The Commission must protect the public interest by maintaining vigorous and robust wholesale competition. Because the type of transfer proposed by Ameren will dramatically limit wholesale competition, particularly if mimicked by other affiliated entities, the Commission must act now to definitively establish its policy regarding those affiliate transactions that may impact competitive markets. For the sake of ensuring that there continues to be a meaningful opportunity for existing wholesale suppliers to compete, and the appropriate incentives for potential suppliers to enter the market, the Commission can no longer defer on this issue. The Commission itself recognized in Cinergy that “[t]he ability of a franchised utility to assume its affiliated merchant’s generation when market demand declines gives the affiliated merchant a ‘safety net’ that merchant generators not affiliated with a franchised utility lack.” For this reason, the Commission noted that the attendant generic concerns raised by that transaction require that the Commission will “in the future modify its approach to analyzing competitive effects of intra-corporate transactions of this nature.” Now is the time for the Commission to act on this promise and to protect captive ratepayers and wholesale competition from potential affiliate abuse.

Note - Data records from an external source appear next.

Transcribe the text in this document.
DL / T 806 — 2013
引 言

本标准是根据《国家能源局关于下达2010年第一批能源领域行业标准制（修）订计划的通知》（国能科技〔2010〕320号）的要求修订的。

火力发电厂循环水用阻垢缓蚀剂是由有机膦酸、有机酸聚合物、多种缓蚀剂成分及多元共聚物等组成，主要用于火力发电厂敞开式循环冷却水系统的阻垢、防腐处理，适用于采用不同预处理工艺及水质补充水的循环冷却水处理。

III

E. The Commission Should Reject The Application Outright Or, At A Minimum, Set This Matter For Hearing

In the face of the obvious obstacles that the instant Application poses to its competitive agenda, the Commission should take whatever action it can, now, to prevent any significant future harm to wholesale generation markets caused by utility holding companies seeking unjustifiably to transfer merchant generation to their affiliated utilities. EPSA believes that the Cinergy order could not be more clear. Transactions of the sort proposed here at least have the very real potential to reduce competitive pressure, create barriers to entry, and distort market forces. Hence, EPSA respectfully submits that in order to ensure against such effects, the Commission should not approve any transfer of merchant generation to a regulated utility affiliate, without its insisting on receiving the same evidence it would require were it to evaluate a cost-based contract between those affiliates; i.e., proof that the chosen alternative is the most efficient and economical, either through a transparent competitive solicitation process or through other evidence that the requested transfer is clearly equivalent or superior to any “market” alternative. As the Commission has repeatedly and correctly stated, vigorous, robust wholesale competition is plainly in the public interest. Now, however, Ameren wishes to dramatically limit wholesale competition, and to create a precedent that easily could be followed throughout the country, to the detriment of wholesale competition and ratepayers everywhere.

It is this Commission’s exclusive responsibility to determine whether the transfer of jurisdictional facilities is in the public interest pursuant to the Federal Power Act. Inasmuch as the proposed transfer will clearly impair wholesale competition and not benefit ratepayers, the Commission should, accordingly, reject the Application. If, however, the Commission does not do so, EPSA urges that this matter be set for an evidentiary trial-type hearing, similar to what the Commission often has required in conjunction with its review of other types of affiliate transactions. Again, the stakes here simply are too high to justify proceeding without closely scrutinizing the Applicants’ proposal.